Devlet kelimesi Arapça olmakla birlikte o dönemde bugünkü anlamında kullanılmıyordu. Onunla bir şahıs ya da ailenin ikbal ve ihtişamı, zenginlik ve refahı kastediliyordu. Devlet kurumunu ifade eden kelime mülktü (hakimiyet, egemenlik). Fakat bu kelime melikliği (krallığı, padişahlığı, kişisel otoriteyi) akla getirdiği ve meliklik İslam’ın ideal olarak ortaya koyduğu rejim olmadığı için (Ki burada esas olan, bir şahsın otoritesi değil, “Şeriat’in/hukukun üstünlüğü” ilkesidir) mülk tabiri kullanılmıyor, mesele “cemaat” kelimesiyle anlatılmaya çalışılıyordu.

Cemaatten kastın İslam devleti olması hususuna, yakın dönemde yaşamış âlimler de dikkat çekmiş bulunuyorlar. Mesela Keşmîrî’ye göre “Kim cemaatten bir karış ayrılırsa …” hadîsi, devlet başkanına itaat hususunda varit olmuş bulunmaktadır (Keşmîrî, Feydu’l-BârîVI, 459’dan aktaran Recep Köklü, Cemaatten Yana Tavır Almayı Emreden Rivayetlerin Değerlendirilmesi, yüksek lisans tezi, İstanbul: M. Ü. Sosyal Bilimler Enstitüsü, 2014, s. 140, dn. 812).

Böylece Keşmirî, “cemaat”in, başında devlet başkanının bulunduğu İslam devleti olduğunu söylemiş olmaktadır.

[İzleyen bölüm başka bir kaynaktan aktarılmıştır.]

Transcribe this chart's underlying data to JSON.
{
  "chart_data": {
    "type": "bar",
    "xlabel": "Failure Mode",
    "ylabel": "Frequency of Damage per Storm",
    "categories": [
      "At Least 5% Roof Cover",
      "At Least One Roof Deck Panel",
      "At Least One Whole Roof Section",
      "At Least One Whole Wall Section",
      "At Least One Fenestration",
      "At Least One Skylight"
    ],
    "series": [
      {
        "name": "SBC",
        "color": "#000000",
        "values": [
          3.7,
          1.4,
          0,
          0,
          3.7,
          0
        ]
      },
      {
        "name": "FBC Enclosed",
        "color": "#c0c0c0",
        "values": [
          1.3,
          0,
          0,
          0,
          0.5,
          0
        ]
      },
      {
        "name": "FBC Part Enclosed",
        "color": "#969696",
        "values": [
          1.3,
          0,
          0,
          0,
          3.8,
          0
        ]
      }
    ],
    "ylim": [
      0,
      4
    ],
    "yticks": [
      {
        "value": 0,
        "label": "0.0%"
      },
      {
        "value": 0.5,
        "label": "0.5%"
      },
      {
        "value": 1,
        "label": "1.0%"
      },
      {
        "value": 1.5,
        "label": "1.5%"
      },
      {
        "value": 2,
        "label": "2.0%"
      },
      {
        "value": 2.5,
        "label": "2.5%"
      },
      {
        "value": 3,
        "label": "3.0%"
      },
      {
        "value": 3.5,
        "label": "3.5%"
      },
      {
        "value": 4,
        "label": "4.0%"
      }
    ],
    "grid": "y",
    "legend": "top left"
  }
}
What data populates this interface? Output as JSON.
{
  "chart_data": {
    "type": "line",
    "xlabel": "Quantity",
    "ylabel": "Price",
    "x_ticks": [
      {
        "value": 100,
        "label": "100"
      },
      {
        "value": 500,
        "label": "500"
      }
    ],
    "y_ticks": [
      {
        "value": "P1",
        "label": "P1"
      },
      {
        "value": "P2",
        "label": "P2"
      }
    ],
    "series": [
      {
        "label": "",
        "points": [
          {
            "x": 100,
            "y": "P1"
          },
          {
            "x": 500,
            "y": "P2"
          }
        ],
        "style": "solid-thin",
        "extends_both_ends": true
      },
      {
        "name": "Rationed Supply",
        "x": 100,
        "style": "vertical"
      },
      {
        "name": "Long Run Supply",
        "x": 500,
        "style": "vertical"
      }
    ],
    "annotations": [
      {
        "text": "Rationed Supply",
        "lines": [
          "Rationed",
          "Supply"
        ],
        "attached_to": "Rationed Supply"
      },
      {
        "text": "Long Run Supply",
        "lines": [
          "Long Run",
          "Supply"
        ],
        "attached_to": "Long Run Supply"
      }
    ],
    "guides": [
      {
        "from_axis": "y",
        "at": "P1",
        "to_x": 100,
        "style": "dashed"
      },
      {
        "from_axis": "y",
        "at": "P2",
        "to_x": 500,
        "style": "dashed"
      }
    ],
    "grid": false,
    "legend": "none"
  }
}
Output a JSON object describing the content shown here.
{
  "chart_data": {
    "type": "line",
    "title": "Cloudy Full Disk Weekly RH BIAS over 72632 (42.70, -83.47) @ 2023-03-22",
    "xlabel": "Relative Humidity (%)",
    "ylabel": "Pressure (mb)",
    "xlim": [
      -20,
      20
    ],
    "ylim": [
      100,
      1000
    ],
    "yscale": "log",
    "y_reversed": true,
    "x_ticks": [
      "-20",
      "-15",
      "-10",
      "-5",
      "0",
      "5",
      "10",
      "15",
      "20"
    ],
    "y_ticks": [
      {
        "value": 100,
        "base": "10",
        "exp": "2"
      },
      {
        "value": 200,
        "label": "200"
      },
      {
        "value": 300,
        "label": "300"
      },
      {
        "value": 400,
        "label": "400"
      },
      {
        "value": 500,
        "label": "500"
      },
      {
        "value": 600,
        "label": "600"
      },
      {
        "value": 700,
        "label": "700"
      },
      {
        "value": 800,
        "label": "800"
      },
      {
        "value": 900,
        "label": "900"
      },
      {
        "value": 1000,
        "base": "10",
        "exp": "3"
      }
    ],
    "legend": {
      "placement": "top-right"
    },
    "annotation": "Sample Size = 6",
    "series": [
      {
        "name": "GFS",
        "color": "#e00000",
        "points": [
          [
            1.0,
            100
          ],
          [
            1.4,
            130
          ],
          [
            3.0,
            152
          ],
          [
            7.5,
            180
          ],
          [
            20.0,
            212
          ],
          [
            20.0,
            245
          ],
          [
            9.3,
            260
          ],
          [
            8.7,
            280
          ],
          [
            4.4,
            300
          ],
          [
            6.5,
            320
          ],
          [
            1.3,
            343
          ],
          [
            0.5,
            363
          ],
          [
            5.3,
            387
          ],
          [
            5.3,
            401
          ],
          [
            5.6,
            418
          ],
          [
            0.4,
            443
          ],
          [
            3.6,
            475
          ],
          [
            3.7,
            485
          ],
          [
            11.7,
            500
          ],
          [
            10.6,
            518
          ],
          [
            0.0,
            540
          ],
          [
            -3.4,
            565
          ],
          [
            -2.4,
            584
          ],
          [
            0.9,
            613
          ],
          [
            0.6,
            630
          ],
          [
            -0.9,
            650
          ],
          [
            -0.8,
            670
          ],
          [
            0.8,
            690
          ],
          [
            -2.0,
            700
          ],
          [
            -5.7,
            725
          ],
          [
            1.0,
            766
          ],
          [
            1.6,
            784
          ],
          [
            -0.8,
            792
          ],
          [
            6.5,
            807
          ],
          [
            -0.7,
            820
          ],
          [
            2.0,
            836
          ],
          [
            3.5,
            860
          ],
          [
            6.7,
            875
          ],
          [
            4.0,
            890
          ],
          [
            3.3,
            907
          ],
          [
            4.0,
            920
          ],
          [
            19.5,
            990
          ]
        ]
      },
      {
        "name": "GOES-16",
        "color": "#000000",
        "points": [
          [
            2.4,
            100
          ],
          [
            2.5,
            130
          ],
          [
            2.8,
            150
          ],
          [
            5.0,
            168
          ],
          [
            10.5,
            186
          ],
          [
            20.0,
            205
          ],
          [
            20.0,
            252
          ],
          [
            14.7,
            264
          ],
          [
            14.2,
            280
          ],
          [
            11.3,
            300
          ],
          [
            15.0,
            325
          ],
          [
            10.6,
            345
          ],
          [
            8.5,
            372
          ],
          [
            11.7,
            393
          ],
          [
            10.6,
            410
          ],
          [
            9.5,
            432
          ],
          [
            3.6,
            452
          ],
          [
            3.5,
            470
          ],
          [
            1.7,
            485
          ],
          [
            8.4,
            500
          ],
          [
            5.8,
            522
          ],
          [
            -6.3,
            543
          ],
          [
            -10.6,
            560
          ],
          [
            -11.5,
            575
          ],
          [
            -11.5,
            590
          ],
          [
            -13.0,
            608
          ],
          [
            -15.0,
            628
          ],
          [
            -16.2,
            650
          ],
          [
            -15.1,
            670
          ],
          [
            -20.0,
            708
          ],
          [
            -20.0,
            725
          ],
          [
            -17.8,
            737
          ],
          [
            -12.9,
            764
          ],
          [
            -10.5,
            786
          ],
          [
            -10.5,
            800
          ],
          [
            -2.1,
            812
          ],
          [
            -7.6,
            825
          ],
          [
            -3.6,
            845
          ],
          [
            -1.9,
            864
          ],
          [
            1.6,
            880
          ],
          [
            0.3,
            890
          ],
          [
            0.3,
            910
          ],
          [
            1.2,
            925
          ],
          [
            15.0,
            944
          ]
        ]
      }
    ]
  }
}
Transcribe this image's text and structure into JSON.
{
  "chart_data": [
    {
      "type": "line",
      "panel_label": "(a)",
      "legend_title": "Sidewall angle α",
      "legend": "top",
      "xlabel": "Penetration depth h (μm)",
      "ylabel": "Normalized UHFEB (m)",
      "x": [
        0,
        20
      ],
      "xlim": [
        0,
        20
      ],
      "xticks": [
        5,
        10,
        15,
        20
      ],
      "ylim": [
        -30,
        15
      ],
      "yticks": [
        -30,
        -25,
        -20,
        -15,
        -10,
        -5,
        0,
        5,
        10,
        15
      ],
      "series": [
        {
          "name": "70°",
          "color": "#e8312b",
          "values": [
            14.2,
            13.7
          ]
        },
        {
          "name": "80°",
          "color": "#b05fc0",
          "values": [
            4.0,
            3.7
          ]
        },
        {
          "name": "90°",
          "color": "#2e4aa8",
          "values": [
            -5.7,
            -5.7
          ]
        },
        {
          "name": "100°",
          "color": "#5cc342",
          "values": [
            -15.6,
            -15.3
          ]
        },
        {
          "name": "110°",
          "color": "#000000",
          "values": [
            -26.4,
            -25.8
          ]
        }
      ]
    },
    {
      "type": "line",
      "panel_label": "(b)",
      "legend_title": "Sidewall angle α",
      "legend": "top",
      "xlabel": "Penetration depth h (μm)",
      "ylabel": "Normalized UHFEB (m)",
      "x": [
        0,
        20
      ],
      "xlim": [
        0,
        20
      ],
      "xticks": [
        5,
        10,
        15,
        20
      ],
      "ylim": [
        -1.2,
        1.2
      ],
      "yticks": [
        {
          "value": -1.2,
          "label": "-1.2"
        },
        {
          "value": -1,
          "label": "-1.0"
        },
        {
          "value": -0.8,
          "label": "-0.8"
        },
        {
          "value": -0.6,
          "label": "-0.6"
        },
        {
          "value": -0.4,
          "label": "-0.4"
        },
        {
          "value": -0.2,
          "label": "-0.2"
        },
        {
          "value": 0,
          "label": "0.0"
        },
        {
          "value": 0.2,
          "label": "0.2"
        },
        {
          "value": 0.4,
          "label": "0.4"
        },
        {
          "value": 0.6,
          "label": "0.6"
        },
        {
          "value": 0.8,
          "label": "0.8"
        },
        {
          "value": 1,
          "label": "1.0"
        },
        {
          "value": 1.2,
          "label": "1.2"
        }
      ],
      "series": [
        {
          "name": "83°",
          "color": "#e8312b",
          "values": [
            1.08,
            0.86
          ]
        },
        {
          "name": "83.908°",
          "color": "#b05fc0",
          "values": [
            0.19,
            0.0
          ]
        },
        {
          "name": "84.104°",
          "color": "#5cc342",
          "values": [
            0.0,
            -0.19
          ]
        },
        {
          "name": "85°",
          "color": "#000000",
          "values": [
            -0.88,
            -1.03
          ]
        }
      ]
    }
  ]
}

Konuyu bu şekilde açıklamış olan bir başka âlim İbn Battâl:

Yine ulema, cemaatin “(tek bir devlet halinde) bir halife etrafında birleşmiş olan genel İslam toplumu (sevad-ı azam)” olduğuna da belirtmişlerdir. İbn Battâl, konuyla ilgili bir hadisten hareketle “uyulması emredilen cemaatin, bir halifeye bîatta birleşmiş İslâm toplumu (sevâd-ı a’zam) olduğu ortaya çıkmıştır”  demektedir.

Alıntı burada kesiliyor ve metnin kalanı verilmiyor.